Parmi les multiples angles adoptés dans le rapport, nous présentons ici trois tendances significatives issues de nos résultats en matière de féminisation, de modes de représentation et d’appartenance aux comités du CA.

Une féminisation en hausse… relative !

La féminisation des représentants des actionnaires salariés, pour commencer par ce point, est historiquement très faible. Un progrès notable a toutefois été induit par la loi dite « Copé-Zimmermann » du 27 janvier 2011 qui imposait un quota de 40 % minimum de représentant de chaque sexe au sein des conseils d’administration.

La tendance à la féminisation des CA par les représentants des actionnaires salariés semble cependant désormais réversible car ils ne sont plus pris en compte dans le calcul de ce quota depuis la loi Pacte. Cette évolution visait à harmoniser le traitement des représentants des salariés et des représentants des actionnaires salariés dans le calcul du taux de féminisation des CA.

 

Cette nouvelle donne comptable pourrait conduire les organisations à devoir se reporter vers d’autres leviers de féminisation. D’autant que l’on remarque par ailleurs, en moyenne, une diminution de la féminisation des représentants des salariés dans les CA diminue sur 20 ans (passant de 50 à 40 %).

Une nouvelle donne syndicale ?

Rappelons ensuite que, depuis 2013, d’après le Code de commerce, les administrateurs représentant les salariés peuvent être déterminés selon quatre modalités distinctes : élus par les salariés ; désignés par le comité d’entreprise de la société (ou le comité de groupe ou comité central d’entreprise) ; choisis par l’organisation syndicale ayant obtenu le plus de suffrages au premier tour des élections (ou individuellement par les deux premières lorsqu’au moins deux administrateurs sont à désigner) ; nommé par le comité d’entreprise européen.

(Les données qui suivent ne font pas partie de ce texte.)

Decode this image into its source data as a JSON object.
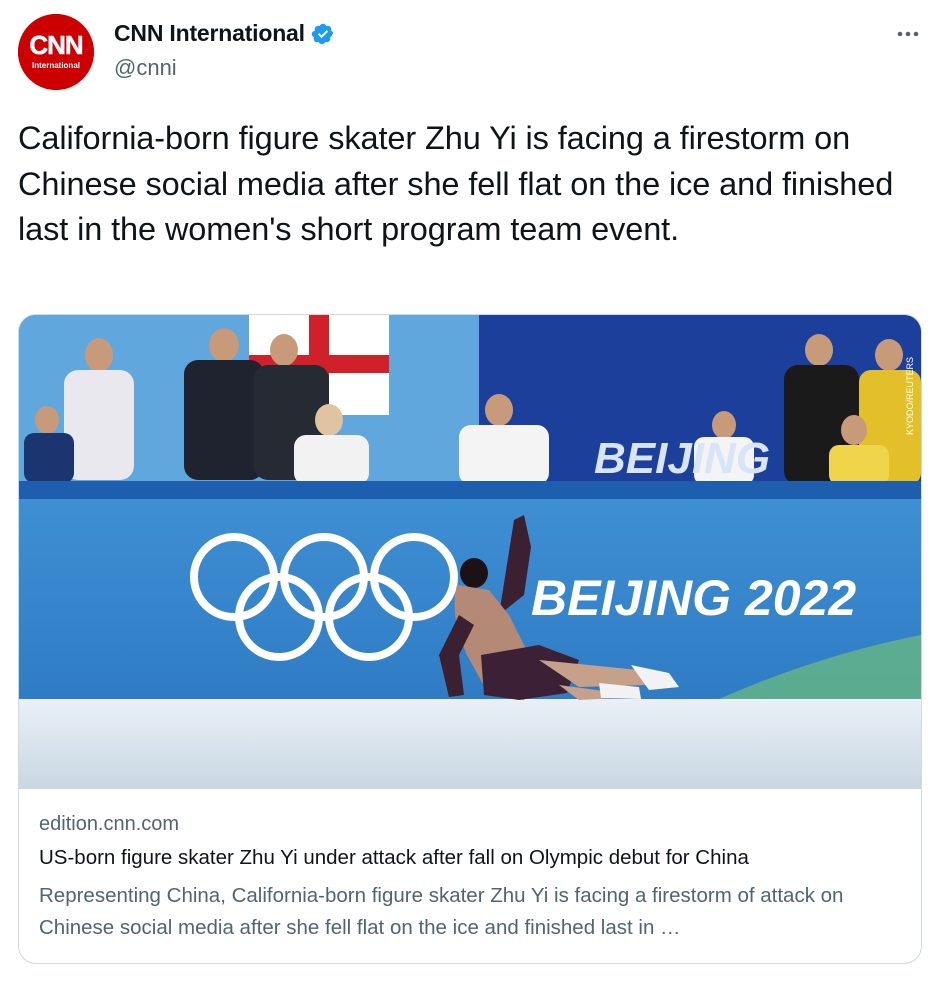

L’évolution légale a été tout sauf anecdotique. Elle a eu des conséquences notables sur certains attributs des administrateurs salariés, et plus largement sur la gouvernance.

 

On remarque notamment que l’organisation d’élections pour représenter les salariés aux CA devient un mode minoritaire dès 2014. Lors de la présentation de notre rapport à une assemblée de représentants, l’un d’entre eux nous expliquait que les raisons étaient, selon lui, très probablement liées aux coûts importants et à la complexité de l’organisation du scrutin, et que cette diminution se fait principalement au profit de la désignation par le Comité d’entreprise.

Dans l’internationalisation des entreprises réside un autre élément d’explication et l’apparition d’élus au niveau du Conseil européen d’Entreprise n’est pas sans conséquence. On observe déjà 15 % des représentants des salariés qui sont internationaux dès 2014. L’introduction de ces multiples modes a fait mécaniquement diminuer le taux des représentants salariés qui déclarent avoir une appartenance syndicale, et ce malgré la désignation rendue possible par les syndicats.

Les comités du CA, le nerf de la guerre ?

Un mot enfin sur les comités spécialisés. Leur mission est de contribuer aux réflexions du CA et d’accompagner la prise de décision de cet organe. Leur fréquence de réunion n’est pas fixe, elle est déterminée en fonction de l’avancée des travaux et ils fonctionnent par grandes thématiques (responsabilité sociale et environnementale, nominations, audit, rémunération, etc.).

Certaines entreprises systématisent la participation des administrateurs représentants des salariés à chaque comité spécialisé. C’est le cas d’Orange par exemple. L’Institut français des administrateurs, association qui veille à promouvoir une gouvernance responsable, recommande d’ailleurs cette systématisation, en accord avec les demandes des organisations syndicales.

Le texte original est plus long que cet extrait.